A peachy fashion to practice the armature is to give information technology something to do. This armature is hoisting a heavy sack onto his shoulder. Drawing Armatures in Motion | Excerpt from How to Draw People by Jeff Mellem | Artists Network In each of the drawings, I had to consider how he would move and how he would stay balanced. Information technology helps to act out the motion yourself before getting your armature to do the same motility on the folio. Drawing Armatures in Motion | Excerpt from How to Draw People by Jeff Mellem | Artists Network Do:Stop here and choose i of the armatures you lot drew from a reference. Picture in your mind the motion the person was going through when that image was captured. Act it out if you can. Now attempt to describe armatures that breathing the movement before and after the moment you drew in the picture.

Moving Toward Gesture Drawing

Armatures are good for analyzing the pose and clearly defining how the trunk is positioned. The biggest shortcoming of beginning a drawing with an armature is that information technology is rigid and tiresome to get downwardly on paper. Gesture drawing is an even quicker way to convey the motility and flow of a pose while however conspicuously showing how the body is positioned. Yous demand the skills of armature drawing even though y'all're not really putting it down on paper. Gesture cartoon isn't about drawing a skeletal construction or the body's contours; information technology'due south about capturing the totality of the pose as i fluid cartoon. That means you may mark the twist of the spine or the outside curve of the hips, just yous're non thinking about those individual pieces equally much equally y'all are trying to capture the energy of the total pose. It withal needs to give you lot all the positional information that the armature did, simply it also needs to requite you a feeling for the whole subject — non simply how everything fits together but also the attitude and energy of the person you're drawing. Why You Should Start with Armatures When Learning to Draw Figures | Excerpt from How to Draw People by Jeff Mellem | Artists Network Y'all tin can see the difference between the armature and the gesture in these two drawings of the aforementioned pose. Both evidence how the body is positioned and the proportion of the figure, but the gesture gives a sense of rhythm and menstruum. Yous may use a night line to emphasize the stretch at the hip or the twist through the torso and lighter, smoother lines on a relaxed arm.
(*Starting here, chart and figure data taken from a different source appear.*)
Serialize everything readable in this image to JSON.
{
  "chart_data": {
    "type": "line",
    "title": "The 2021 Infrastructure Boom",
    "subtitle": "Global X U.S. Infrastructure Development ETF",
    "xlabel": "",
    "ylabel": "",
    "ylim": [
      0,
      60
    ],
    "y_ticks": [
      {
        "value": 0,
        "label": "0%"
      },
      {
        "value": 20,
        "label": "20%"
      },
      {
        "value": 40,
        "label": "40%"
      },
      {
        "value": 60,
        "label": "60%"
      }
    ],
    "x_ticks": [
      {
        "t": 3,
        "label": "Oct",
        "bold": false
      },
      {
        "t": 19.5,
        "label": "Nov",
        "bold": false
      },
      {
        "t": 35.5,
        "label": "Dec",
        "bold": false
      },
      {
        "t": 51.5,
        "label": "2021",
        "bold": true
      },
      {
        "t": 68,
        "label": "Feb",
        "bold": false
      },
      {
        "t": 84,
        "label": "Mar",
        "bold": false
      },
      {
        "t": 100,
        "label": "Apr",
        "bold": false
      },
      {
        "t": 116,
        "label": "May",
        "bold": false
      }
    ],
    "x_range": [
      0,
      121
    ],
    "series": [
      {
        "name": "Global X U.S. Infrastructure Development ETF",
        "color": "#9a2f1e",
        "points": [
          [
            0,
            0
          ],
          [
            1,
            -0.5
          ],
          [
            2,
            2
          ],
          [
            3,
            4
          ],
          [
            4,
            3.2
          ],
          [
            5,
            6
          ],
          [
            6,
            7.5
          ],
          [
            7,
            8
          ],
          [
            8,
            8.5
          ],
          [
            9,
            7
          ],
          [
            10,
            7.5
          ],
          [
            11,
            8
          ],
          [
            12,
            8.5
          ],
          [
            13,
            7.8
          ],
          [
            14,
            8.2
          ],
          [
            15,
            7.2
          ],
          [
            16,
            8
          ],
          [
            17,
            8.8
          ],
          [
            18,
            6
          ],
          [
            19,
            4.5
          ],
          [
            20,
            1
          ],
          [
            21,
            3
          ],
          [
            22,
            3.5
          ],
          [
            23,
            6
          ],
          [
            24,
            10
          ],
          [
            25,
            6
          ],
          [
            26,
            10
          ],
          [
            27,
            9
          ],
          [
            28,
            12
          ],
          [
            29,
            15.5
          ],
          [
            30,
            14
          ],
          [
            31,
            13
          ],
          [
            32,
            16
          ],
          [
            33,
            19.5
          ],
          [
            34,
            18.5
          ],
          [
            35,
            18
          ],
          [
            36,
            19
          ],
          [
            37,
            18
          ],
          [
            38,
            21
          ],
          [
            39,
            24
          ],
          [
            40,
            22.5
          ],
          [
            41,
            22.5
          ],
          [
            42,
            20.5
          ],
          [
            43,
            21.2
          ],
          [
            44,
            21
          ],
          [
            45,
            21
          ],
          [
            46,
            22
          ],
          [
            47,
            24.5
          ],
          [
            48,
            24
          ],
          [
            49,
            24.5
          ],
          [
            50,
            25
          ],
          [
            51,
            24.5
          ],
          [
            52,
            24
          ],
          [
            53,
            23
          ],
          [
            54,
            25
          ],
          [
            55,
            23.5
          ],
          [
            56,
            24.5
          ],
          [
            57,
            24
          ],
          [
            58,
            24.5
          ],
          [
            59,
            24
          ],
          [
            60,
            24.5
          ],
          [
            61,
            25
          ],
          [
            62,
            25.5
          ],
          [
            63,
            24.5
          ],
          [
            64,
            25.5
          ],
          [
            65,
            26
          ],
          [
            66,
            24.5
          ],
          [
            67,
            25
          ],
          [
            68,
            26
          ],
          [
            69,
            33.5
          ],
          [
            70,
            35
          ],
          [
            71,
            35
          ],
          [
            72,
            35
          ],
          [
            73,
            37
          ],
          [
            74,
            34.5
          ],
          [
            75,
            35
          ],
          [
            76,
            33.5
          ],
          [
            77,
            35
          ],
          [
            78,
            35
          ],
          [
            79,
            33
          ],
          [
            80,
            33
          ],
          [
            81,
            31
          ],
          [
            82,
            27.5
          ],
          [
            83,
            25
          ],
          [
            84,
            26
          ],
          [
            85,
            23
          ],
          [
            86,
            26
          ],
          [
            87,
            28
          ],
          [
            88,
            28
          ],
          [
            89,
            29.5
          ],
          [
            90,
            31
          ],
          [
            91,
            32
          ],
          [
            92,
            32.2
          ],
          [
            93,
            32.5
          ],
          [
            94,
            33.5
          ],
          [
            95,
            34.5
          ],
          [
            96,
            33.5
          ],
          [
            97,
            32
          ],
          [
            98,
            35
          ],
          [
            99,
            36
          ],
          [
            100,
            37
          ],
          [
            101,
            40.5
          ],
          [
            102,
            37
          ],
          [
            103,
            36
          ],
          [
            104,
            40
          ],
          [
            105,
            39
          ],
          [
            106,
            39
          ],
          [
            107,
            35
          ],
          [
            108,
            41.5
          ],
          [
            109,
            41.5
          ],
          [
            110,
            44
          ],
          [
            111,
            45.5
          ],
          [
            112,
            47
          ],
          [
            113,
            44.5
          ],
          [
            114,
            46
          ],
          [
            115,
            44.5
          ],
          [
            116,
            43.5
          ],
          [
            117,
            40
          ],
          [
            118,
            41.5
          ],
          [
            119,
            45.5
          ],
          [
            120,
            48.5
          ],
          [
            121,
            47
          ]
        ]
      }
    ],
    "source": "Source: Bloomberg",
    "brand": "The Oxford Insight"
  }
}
These initial observations, recorded in your gesture drawing, will come through every bit the drawing develops and aid to continue the energy and emotion through to the terminal rendering.

***

Now that yous know how to draw armatures, yous can movement on to learning all at that place is to know about gesture drawing. From in that location, yous tin can move on to the basic skeleton of the body, simplified volumes, learning major anatomy, and and then how to put information technology all together for successful effigy drawing. And, Josh Mellem's How to Depict People covers information technology all, with footstep-by-step lessons, exercises and assignments along the way.